The UAE Corporate Tax framework includes a general interest deduction limitation. For most groups, net interest expense exceeding AED 12 million is subject to a cap of 30% of EBITDA. Smaller groups often assume this doesn't apply to them, but the threshold is lower than many founders expect when multiple intercompany loans are stacked across entities.
The UK applies similar restrictions through its Corporate Interest Restriction rules, which also use a 30% of EBITDA ratio but with additional group-level calculations. If your group spans both jurisdictions, you need to model the deductibility limits in each country separately. For groups with entities in Pillar Two scope, the interaction between interest limitation rules and the global minimum tax adds another layer of complexity that thin capitalisation analysis alone won't capture.
The practical takeaway is this: don't assume that just because you've set an arm's length rate, the full interest charge is deductible. Run the thin capitalisation numbers before you finalise the loan amount. Sometimes the right answer is to fund part of the investment as equity and part as debt, rather than structuring everything as a loan that creates a deduction the borrower can't actually claim.
The intercompany loan template, and what should be in it
A strong intercompany loan agreement doesn't need to be 40 pages long, but it does need to cover specific terms that demonstrate commercial substance. Generic templates downloaded from the internet are dangerous because they rarely reflect the actual economics of your transaction, and an auditor will spot the disconnect immediately.
Your agreement should include:
- The principal amount and currency
- The interest rate, including whether it's fixed or floating, and the benchmark it references (SOFR, SONIA, or an equivalent published rate)

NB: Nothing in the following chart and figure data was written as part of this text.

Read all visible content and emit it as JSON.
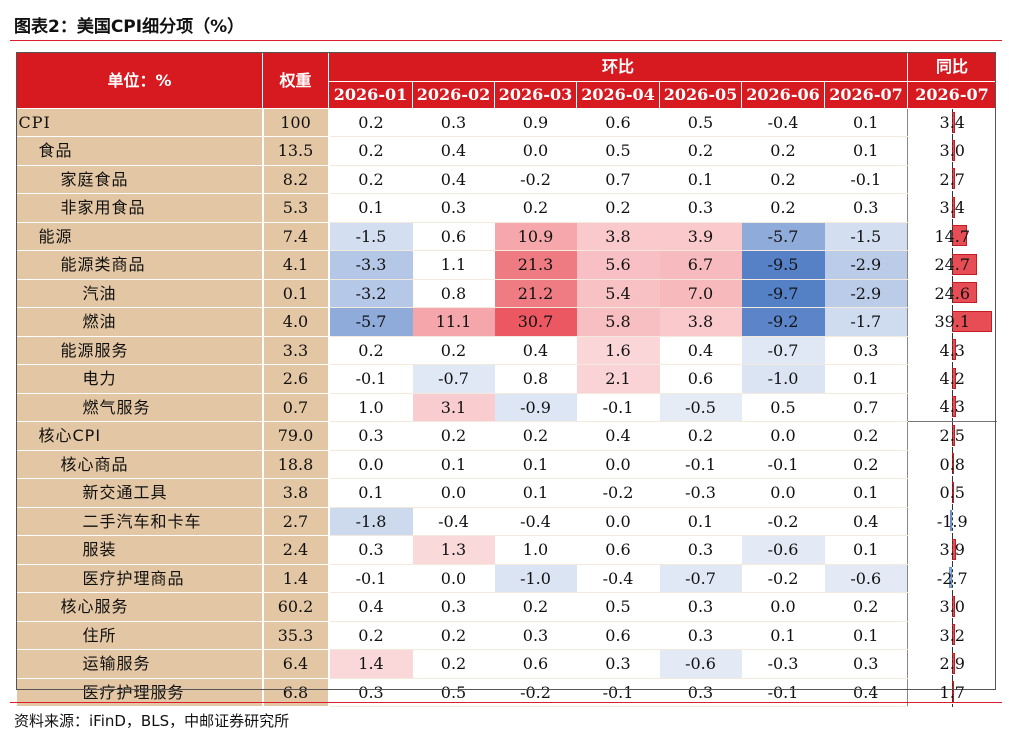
{
  "title": "图表2：美国CPI细分项（%）",
  "source": "资料来源：iFinD，BLS，中邮证券研究所",
  "header": {
    "unit_label": "单位：%",
    "weight_label": "权重",
    "mom_label": "环比",
    "yoy_label": "同比",
    "mom_months": [
      "2026-01",
      "2026-02",
      "2026-03",
      "2026-04",
      "2026-05",
      "2026-06",
      "2026-07"
    ],
    "yoy_month": "2026-07"
  },
  "colors": {
    "header_red": "#d71920",
    "label_tan": "#e3c6a3",
    "positive": "#e64d55",
    "negative": "#4a7cc4"
  },
  "rows": [
    {
      "name": "CPI",
      "level": 0,
      "weight": "100",
      "mom": [
        "0.2",
        "0.3",
        "0.9",
        "0.6",
        "0.5",
        "-0.4",
        "0.1"
      ],
      "yoy": "3.4"
    },
    {
      "name": "食品",
      "level": 1,
      "weight": "13.5",
      "mom": [
        "0.2",
        "0.4",
        "0.0",
        "0.5",
        "0.2",
        "0.2",
        "0.1"
      ],
      "yoy": "3.0"
    },
    {
      "name": "家庭食品",
      "level": 2,
      "weight": "8.2",
      "mom": [
        "0.2",
        "0.4",
        "-0.2",
        "0.7",
        "0.1",
        "0.2",
        "-0.1"
      ],
      "yoy": "2.7"
    },
    {
      "name": "非家用食品",
      "level": 2,
      "weight": "5.3",
      "mom": [
        "0.1",
        "0.3",
        "0.2",
        "0.2",
        "0.3",
        "0.2",
        "0.3"
      ],
      "yoy": "3.4"
    },
    {
      "name": "能源",
      "level": 1,
      "weight": "7.4",
      "mom": [
        "-1.5",
        "0.6",
        "10.9",
        "3.8",
        "3.9",
        "-5.7",
        "-1.5"
      ],
      "yoy": "14.7"
    },
    {
      "name": "能源类商品",
      "level": 2,
      "weight": "4.1",
      "mom": [
        "-3.3",
        "1.1",
        "21.3",
        "5.6",
        "6.7",
        "-9.5",
        "-2.9"
      ],
      "yoy": "24.7"
    },
    {
      "name": "汽油",
      "level": 3,
      "weight": "0.1",
      "mom": [
        "-3.2",
        "0.8",
        "21.2",
        "5.4",
        "7.0",
        "-9.7",
        "-2.9"
      ],
      "yoy": "24.6"
    },
    {
      "name": "燃油",
      "level": 3,
      "weight": "4.0",
      "mom": [
        "-5.7",
        "11.1",
        "30.7",
        "5.8",
        "3.8",
        "-9.2",
        "-1.7"
      ],
      "yoy": "39.1"
    },
    {
      "name": "能源服务",
      "level": 2,
      "weight": "3.3",
      "mom": [
        "0.2",
        "0.2",
        "0.4",
        "1.6",
        "0.4",
        "-0.7",
        "0.3"
      ],
      "yoy": "4.3"
    },
    {
      "name": "电力",
      "level": 3,
      "weight": "2.6",
      "mom": [
        "-0.1",
        "-0.7",
        "0.8",
        "2.1",
        "0.6",
        "-1.0",
        "0.1"
      ],
      "yoy": "4.2"
    },
    {
      "name": "燃气服务",
      "level": 3,
      "weight": "0.7",
      "mom": [
        "1.0",
        "3.1",
        "-0.9",
        "-0.1",
        "-0.5",
        "0.5",
        "0.7"
      ],
      "yoy": "4.3"
    },
    {
      "name": "核心CPI",
      "level": 1,
      "weight": "79.0",
      "mom": [
        "0.3",
        "0.2",
        "0.2",
        "0.4",
        "0.2",
        "0.0",
        "0.2"
      ],
      "yoy": "2.5"
    },
    {
      "name": "核心商品",
      "level": 2,
      "weight": "18.8",
      "mom": [
        "0.0",
        "0.1",
        "0.1",
        "0.0",
        "-0.1",
        "-0.1",
        "0.2"
      ],
      "yoy": "0.8"
    },
    {
      "name": "新交通工具",
      "level": 3,
      "weight": "3.8",
      "mom": [
        "0.1",
        "0.0",
        "0.1",
        "-0.2",
        "-0.3",
        "0.0",
        "0.1"
      ],
      "yoy": "0.5"
    },
    {
      "name": "二手汽车和卡车",
      "level": 3,
      "weight": "2.7",
      "mom": [
        "-1.8",
        "-0.4",
        "-0.4",
        "0.0",
        "0.1",
        "-0.2",
        "0.4"
      ],
      "yoy": "-1.9"
    },
    {
      "name": "服装",
      "level": 3,
      "weight": "2.4",
      "mom": [
        "0.3",
        "1.3",
        "1.0",
        "0.6",
        "0.3",
        "-0.6",
        "0.1"
      ],
      "yoy": "3.9"
    },
    {
      "name": "医疗护理商品",
      "level": 3,
      "weight": "1.4",
      "mom": [
        "-0.1",
        "0.0",
        "-1.0",
        "-0.4",
        "-0.7",
        "-0.2",
        "-0.6"
      ],
      "yoy": "-2.7"
    },
    {
      "name": "核心服务",
      "level": 2,
      "weight": "60.2",
      "mom": [
        "0.4",
        "0.3",
        "0.2",
        "0.5",
        "0.3",
        "0.0",
        "0.2"
      ],
      "yoy": "3.0"
    },
    {
      "name": "住所",
      "level": 3,
      "weight": "35.3",
      "mom": [
        "0.2",
        "0.2",
        "0.3",
        "0.6",
        "0.3",
        "0.1",
        "0.1"
      ],
      "yoy": "3.2"
    },
    {
      "name": "运输服务",
      "level": 3,
      "weight": "6.4",
      "mom": [
        "1.4",
        "0.2",
        "0.6",
        "0.3",
        "-0.6",
        "-0.3",
        "0.3"
      ],
      "yoy": "2.9"
    },
    {
      "name": "医疗护理服务",
      "level": 3,
      "weight": "6.8",
      "mom": [
        "0.3",
        "0.5",
        "-0.2",
        "-0.1",
        "0.3",
        "-0.1",
        "0.4"
      ],
      "yoy": "1.7"
    }
  ]
}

- The drawdown date and maturity date
- A repayment schedule with specific dates and amounts
- Security provisions, or an explicit statement explaining why the loan is unsecured
- Default provisions and consequences, because a real lender would include them
- Governing law and dispute resolution
- Signatures from authorised representatives of both entities
Beyond the agreement itself, keep a transfer pricing file that includes the benchmarking analysis, the credit assessment of the borrower, and any correspondence showing how the terms were negotiated. If the loan is modified at any point, document the amendment formally and update the transfer pricing analysis. The IRS applies the same discipline under Section 482 for any transactions involving US entities, so if your group includes a US subsidiary or parent, a consistent documentation standard across all jurisdictions avoids conflicts when multiple tax authorities review the same arrangement.
The difference between a loan that survives an audit and one that gets reclassified as equity almost always comes down to whether the documentation tells a coherent, commercial story. An auditor should be able to read your file and conclude that two independent parties could have reached the same arrangement. If that story doesn't hold together, no amount of post-hoc justification will fix it.
Getting intercompany loans right is one part of a broader group tax and accounting function. If you're building a multi-entity structure and need the financing to sit properly within it, how you set up the holding company and how you choose your holding jurisdiction are decisions that shape what loan arrangements are available and defensible. The time to structure intercompany loans properly is before the money moves, not after the audit notice arrives. If you're unsure whether your current arrangements would hold up, have them reviewed by a transfer pricing specialist now, while you still have time to fix them.